I miss feeling special.
Miss feeling beautiful.
I only hope I haven’t
become
impossible for a guy to look
at with lust in his eyes.
Halfway Home I Stop
For a small pick-me-up,
not because I particularly
need it (my eyes are wide,
wide open), but because I can.
I have stash. It’s talking to me.
One little hit, my heart revs
high, then settles into quick-
step mode. How I’ve missed
that race and pound. How
I’ve missed the lack of control.
It makes no sense. I know
that. But I’m sick of making
sense. Sick of being sensible.
As I consider that, it hits me
that I haven’t called Mom.
Now it’s much too late.
Is she pacing the floor, ready
to pounce when I walk
through the door? Has she gone
to sleep, assuming I stayed
overnight and forgot
the cell phone in my purse?
Cell phone! I yank it out,
and sure enough, there’s
a voice mail message
waiting for me. When you
get this, please call and let
us know you’re safe. I don’t
care what time it is. Mom
is pissed, and rightly so.
I look at the time. Two
twenty. Screw it, I’d better
call. Mom answers on
the second ring. Hello?
Kristina, is that you?
Who else would it be? “Yes,
it’s me. I’m fine. I stayed
late at Robyn’s, decided
to come on home. No worries.
I’ve had gallons of coffee.”
No worries? Kristina Georgia
Snow! Have you no consideration
whatsoever for your family?
We’ve been so worried!
One simple phone call…
She’s right. Of course she is.
But I don’t feel like giving much
ground. “I’m sorry, Mom.
Go on to bed. I’ll be home
soon.” I hang up without
even asking about Hunter. I’ll
have to eat a table full of crow
in the morning, but why
worry about it the rest
of the way home?
I’m Totally in the Wrong
And I totally know it.
And I totally don’t care.
That’s the monster talking
and I totally know that, too. But
I’m totally ready to listen to every
word, every excuse, every suggestion.
I feel great, for the first time in months.
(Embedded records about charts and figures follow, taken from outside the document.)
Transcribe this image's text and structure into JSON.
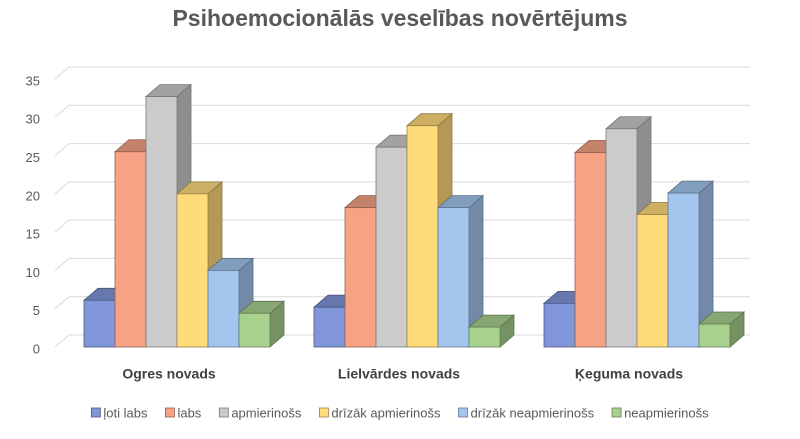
{
  "chart_data": {
    "type": "bar3d",
    "title": "Psihoemocionālās veselības novērtējums",
    "categories": [
      "Ogres novads",
      "Lielvārdes novads",
      "Ķeguma novads"
    ],
    "series": [
      {
        "name": "ļoti labs",
        "color": "#8096d8",
        "values": [
          6.1,
          5.2,
          5.7
        ]
      },
      {
        "name": "labs",
        "color": "#f5a285",
        "values": [
          25.5,
          18.2,
          25.4
        ]
      },
      {
        "name": "apmierinošs",
        "color": "#cbcbcb",
        "values": [
          32.7,
          26.1,
          28.5
        ]
      },
      {
        "name": "drīzāk apmierinošs",
        "color": "#ffdb7a",
        "values": [
          20,
          28.9,
          17.3
        ]
      },
      {
        "name": "drīzāk neapmierinošs",
        "color": "#a3c5ee",
        "values": [
          10,
          18.2,
          20.1
        ]
      },
      {
        "name": "neapmierinošs",
        "color": "#a9d18e",
        "values": [
          4.4,
          2.6,
          3
        ]
      }
    ],
    "ylim": [
      0,
      35
    ],
    "yticks": [
      0,
      5,
      10,
      15,
      20,
      25,
      30,
      35
    ],
    "grid": true,
    "legend": "bottom"
  }
}
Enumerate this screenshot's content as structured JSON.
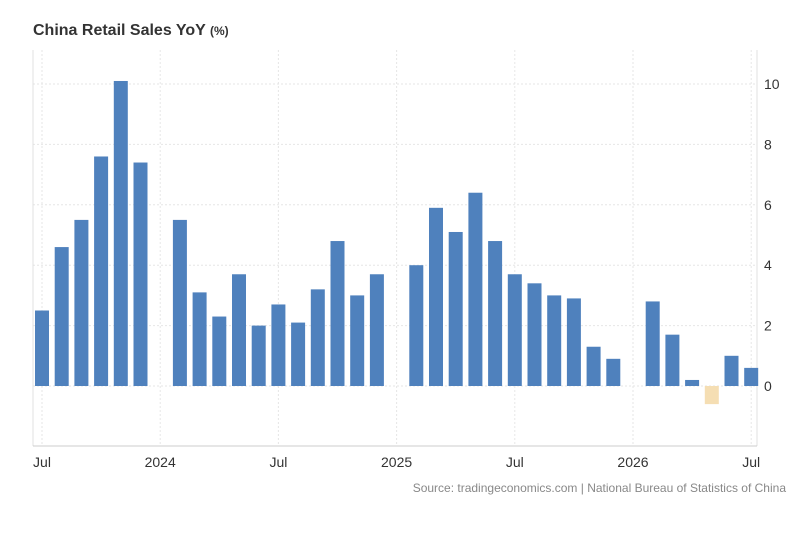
{
  "chart_data": {
    "type": "bar",
    "title": "China Retail Sales YoY",
    "unit": "(%)",
    "source": "Source: tradingeconomics.com | National Bureau of Statistics of China",
    "ylim": [
      -2,
      11
    ],
    "yticks": [
      0,
      2,
      4,
      6,
      8,
      10
    ],
    "x_tick_labels": [
      "Jul",
      "2024",
      "Jul",
      "2025",
      "Jul",
      "2026",
      "Jul"
    ],
    "grid": true,
    "positive_color": "#4f81bd",
    "negative_color": "#f5deb3",
    "categories": [
      "2023-07",
      "2023-08",
      "2023-09",
      "2023-10",
      "2023-11",
      "2023-12",
      "2024-01",
      "2024-02",
      "2024-03",
      "2024-04",
      "2024-05",
      "2024-06",
      "2024-07",
      "2024-08",
      "2024-09",
      "2024-10",
      "2024-11",
      "2024-12",
      "2025-01",
      "2025-02",
      "2025-03",
      "2025-04",
      "2025-05",
      "2025-06",
      "2025-07",
      "2025-08",
      "2025-09",
      "2025-10",
      "2025-11",
      "2025-12",
      "2026-01",
      "2026-02",
      "2026-03",
      "2026-04",
      "2026-05",
      "2026-06",
      "2026-07"
    ],
    "values": [
      2.5,
      4.6,
      5.5,
      7.6,
      10.1,
      7.4,
      null,
      5.5,
      3.1,
      2.3,
      3.7,
      2.0,
      2.7,
      2.1,
      3.2,
      4.8,
      3.0,
      3.7,
      null,
      4.0,
      5.9,
      5.1,
      6.4,
      4.8,
      3.7,
      3.4,
      3.0,
      2.9,
      1.3,
      0.9,
      null,
      2.8,
      1.7,
      0.2,
      -0.6,
      1.0,
      0.6
    ]
  }
}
I feel positive about the future, like
I actually might have a future
beyond babies and books. I
feel like I’ve got the world
by the balls. I just have
to remain cool, calm
down my parents, regain
my power. I ask the monster
how to manage that and he replies,
Simple. You need money. Money! Of
course. Can’t have much of a life without
a steady supply of the green stuff. I
I do need money, and that means
a job. But what kind of job?
Only one thought comes
readily to mind.
I Get Home
A little before four. The house
is dark. Silent. Everyone fast
asleep. Except me, of course.
Rather than chance waking up
Hunter, I think I’ll run on down
to the all-night convenience
mart and pick up an application.
Almost every kid in the valley
works at the Sev for a month or two,
while waiting to go off to college,
get married, or find a better job. It
pays minimum wage, and the work
sucks, but beggars cannot be choosers.